Several limitations exist. First, death certificate data alone is insufficient to estimate the national disease burden [10]. Healthcare data from other sources (e.g hospital and VA databases) used in combination with death certificate data may provide additional information. Second, causes of death are subject misclassification among physicians leading to under or overestimation of mortality [32]. Misclassification of death data may occur between 13-30% of death certificates in published studies ([33,34]). Physicians may be more likely to code for a liver-related cause of death in a decedent known to have cirrhosis compared to a decedent without cirrhosis [35]. Additionally, increasing prevalence of cirrhosis in the US population may contribute to increased coding on death certificates because of rising awareness. [6] While absolute number of deaths may be impacted by these limitations, the overall rate of change in annual mortality, which was the focus of this study, may be less affected.
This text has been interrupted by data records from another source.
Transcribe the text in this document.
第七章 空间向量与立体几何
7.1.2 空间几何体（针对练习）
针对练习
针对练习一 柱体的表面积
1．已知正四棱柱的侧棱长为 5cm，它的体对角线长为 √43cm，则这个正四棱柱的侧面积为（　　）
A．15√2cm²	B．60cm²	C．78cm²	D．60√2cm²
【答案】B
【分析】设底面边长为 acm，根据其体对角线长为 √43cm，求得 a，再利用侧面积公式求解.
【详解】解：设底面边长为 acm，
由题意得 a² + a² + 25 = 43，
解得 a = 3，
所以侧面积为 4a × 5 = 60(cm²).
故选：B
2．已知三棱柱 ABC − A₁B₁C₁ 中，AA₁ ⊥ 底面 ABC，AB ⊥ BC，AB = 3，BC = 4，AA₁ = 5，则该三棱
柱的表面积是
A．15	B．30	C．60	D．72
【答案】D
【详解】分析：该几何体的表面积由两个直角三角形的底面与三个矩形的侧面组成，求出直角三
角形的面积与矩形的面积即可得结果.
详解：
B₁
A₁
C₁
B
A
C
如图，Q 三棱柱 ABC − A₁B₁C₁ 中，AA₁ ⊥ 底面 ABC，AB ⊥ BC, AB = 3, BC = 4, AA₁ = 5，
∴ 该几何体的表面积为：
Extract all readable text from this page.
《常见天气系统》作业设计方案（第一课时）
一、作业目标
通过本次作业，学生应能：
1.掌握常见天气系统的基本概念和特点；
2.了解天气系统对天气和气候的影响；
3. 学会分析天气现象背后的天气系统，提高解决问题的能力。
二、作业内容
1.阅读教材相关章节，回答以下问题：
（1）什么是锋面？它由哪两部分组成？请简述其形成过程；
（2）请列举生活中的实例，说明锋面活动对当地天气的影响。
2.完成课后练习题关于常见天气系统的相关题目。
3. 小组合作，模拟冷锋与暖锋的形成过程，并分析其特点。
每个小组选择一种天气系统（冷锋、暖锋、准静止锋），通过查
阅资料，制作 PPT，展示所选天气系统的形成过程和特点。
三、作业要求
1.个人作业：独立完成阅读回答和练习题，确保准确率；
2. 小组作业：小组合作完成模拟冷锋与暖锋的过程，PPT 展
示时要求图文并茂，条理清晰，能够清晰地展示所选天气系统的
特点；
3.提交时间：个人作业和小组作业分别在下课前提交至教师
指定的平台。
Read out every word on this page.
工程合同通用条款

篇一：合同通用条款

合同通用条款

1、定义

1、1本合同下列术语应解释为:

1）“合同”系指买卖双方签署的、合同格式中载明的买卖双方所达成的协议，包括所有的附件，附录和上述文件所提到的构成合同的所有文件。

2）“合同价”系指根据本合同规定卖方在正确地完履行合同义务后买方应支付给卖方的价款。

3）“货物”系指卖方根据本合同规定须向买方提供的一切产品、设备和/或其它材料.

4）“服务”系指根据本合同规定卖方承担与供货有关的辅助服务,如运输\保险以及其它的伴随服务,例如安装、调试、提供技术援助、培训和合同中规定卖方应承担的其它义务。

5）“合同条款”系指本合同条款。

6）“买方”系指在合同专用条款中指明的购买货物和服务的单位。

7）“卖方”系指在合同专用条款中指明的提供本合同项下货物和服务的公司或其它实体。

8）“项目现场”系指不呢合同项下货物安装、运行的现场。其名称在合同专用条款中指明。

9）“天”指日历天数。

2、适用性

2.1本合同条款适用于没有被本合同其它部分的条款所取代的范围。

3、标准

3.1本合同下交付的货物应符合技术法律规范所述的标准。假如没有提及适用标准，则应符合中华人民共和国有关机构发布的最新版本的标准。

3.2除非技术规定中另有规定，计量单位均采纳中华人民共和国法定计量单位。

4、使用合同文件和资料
Third, liver-related, extrahepatic, and disease-specific causes of death in cirrhosis, CHF and COPD did not account for all deaths occurring between 1999-2017. While 60% of deaths in the cirrhosis population were attributed to extrahepatic and liver-related causes, causes of death in the remaining population were not evaluated. This is because we did not explore deaths attributed to other top 15 causes of national mortality (such as renal diseases, Alzheimer's, Parkinson's, or aspiration pneumonitis) and deaths occurring outside of the top 15 causes were also not assessed. However, the intent of our study was to assess the leading causes of extrahepatic deaths across various chronic conditions. Fourth, when determining the impact of cardiovascular related mortality, we did not account for differences in baseline cardiovascular risk factors among each chronic disease cohort. Risk factors are not generally captured on death certificates as underlying or additional causes of death. Future investigations using prospective data can allow for a better understanding and interpretation of these mortality trends.
In summary, annual mortality in cirrhosis is increasingly driven by extrahepatic causes of death such as cardiovascular disease and extrahepatic infections. The impact on mortality is larger in cirrhosis as compared to other chronic diseases. Mitigating these trends may require a shift from how we currently define drivers of mortality in cirrhosis and further lends support to the need for an integrated model of cirrhosis care.